How about a Steve Bell CD, written specifically for Advent.  Keening for the Dawn

The Extraordinary Thing is Coming…

“The house lights go off and the footlights come on. Even the chattiest stop chattering as they wait in darkness for the curtain to rise. In the orchestra pit, the violin b​ows are poised. The conductor has raised the baton.

In the silence of a midwinter dusk there is far off in the deeps of it somewhere a sound so faint that for all you can tell it may be only the sound of the silence itself. You hold your breath to listen.

You walk up the steps to the front door. The empty windows at either side of it tell you nothing, or almost nothing. For a second you catch a whiff in the air of some fragrance that reminds you of a place you’ve never been and a time you have no words for. You are aware of the beating of your heart.

The extraordinary thing that is about to happen is matched only by the extraordinary moment just before it happens. Advent is the name of that moment.

The Salvation Army Santa Claus clangs his bell. The sidewalks are so crowded you can hardly move. Exhaust fumes are the chief fragrance in the air, and everybody is as bundled up against any sense of what all the fuss is really about as they are bundled up against the windchill factor.

But if you concentrate just for an instant, far off in the deeps of yourself somewhere you can feel the beating of your heart. For all its madness and lostness, not to mention your own, you can hear the world itself holding its breath.”

 -Frederick Buechner  “Advent”

Yes.  This is what I am trying to convey in my own clumsy way. Advent is not something that belongs only to certain strains of the Church. Advent is not some ritual which aims at adding burden to our lives.
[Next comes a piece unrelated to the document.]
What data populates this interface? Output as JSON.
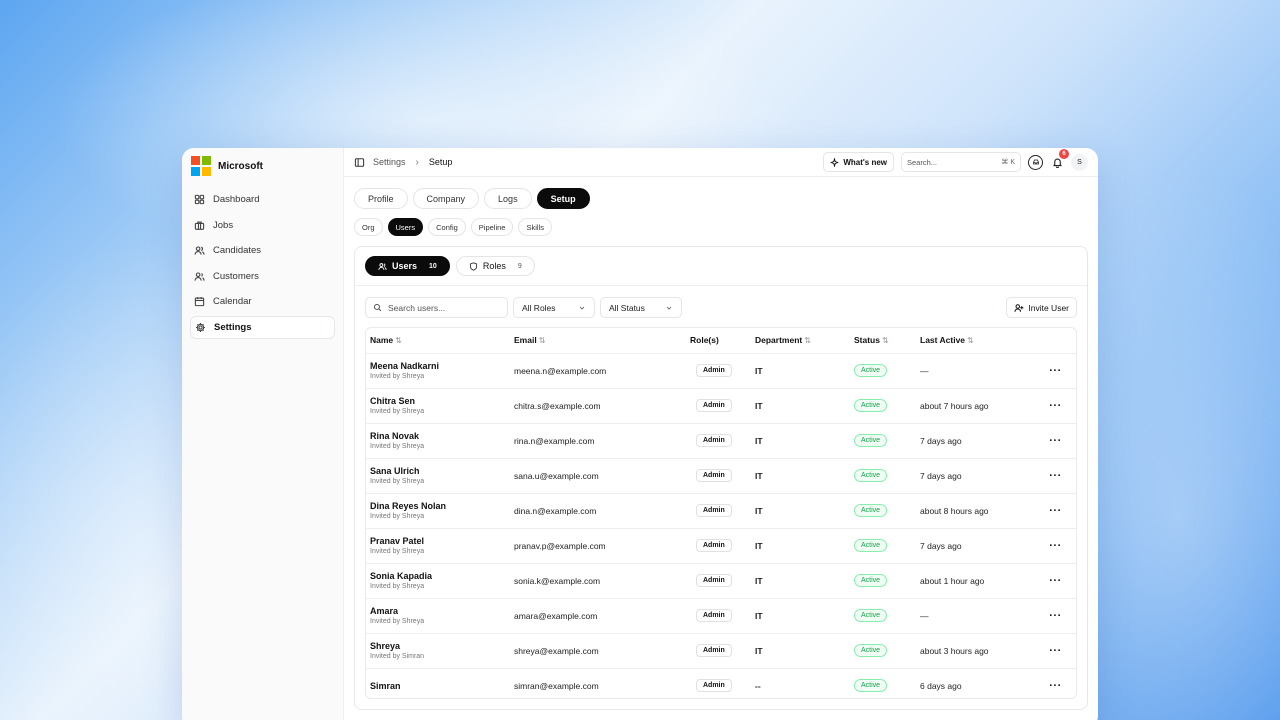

Advent is the opportunity to concentrate. The opportunity to change our focus, and we need this all the more in the midst of a season that screams at us constantly. The Christmas season has become so filled with noise, we need the reason and the opportunity…and the push…to be silent more.

We need the tradition and the ritual and the rhythm of Advent to bring wonder into our midst and to teach us to sit with that wonder.

God made flesh.

Incarnation.

Redemption.

I know that I am spending much time leading up to Advent pestering you about this tradition. No, I have not forgotten Thanksgiving, and I promise I will pause the Advent pestering to spend some time thinking about Thanksgiving. Here’s the thing, though…Advent takes preparation. I have so often been caught by surprise that Advent is beginning, that I enter the season feeling flustered. Or worse, I simply decide I have failed and it’s not worth trying to jump in.

So I pester.  Advent begins this Sunday.

You may not want to make a big deal of Advent, but I encourage you to take a look around at some of the resources that would help at least get your toes wet. Again, The Village Church has an excellent Advent Guide which will have sermons connected and even a Spotify playlist of music to go along. They have done a great job of including ideas for ways to bring your kids into the understanding of Advent.

Tomorrow I’ll post mainly resources and links. For now, read again Buechner’s words above and begin preparing your heart.

The extraordinary thing that is about to happen is matched only by the extraordinary moment just before it happens. Advent is the name of that moment.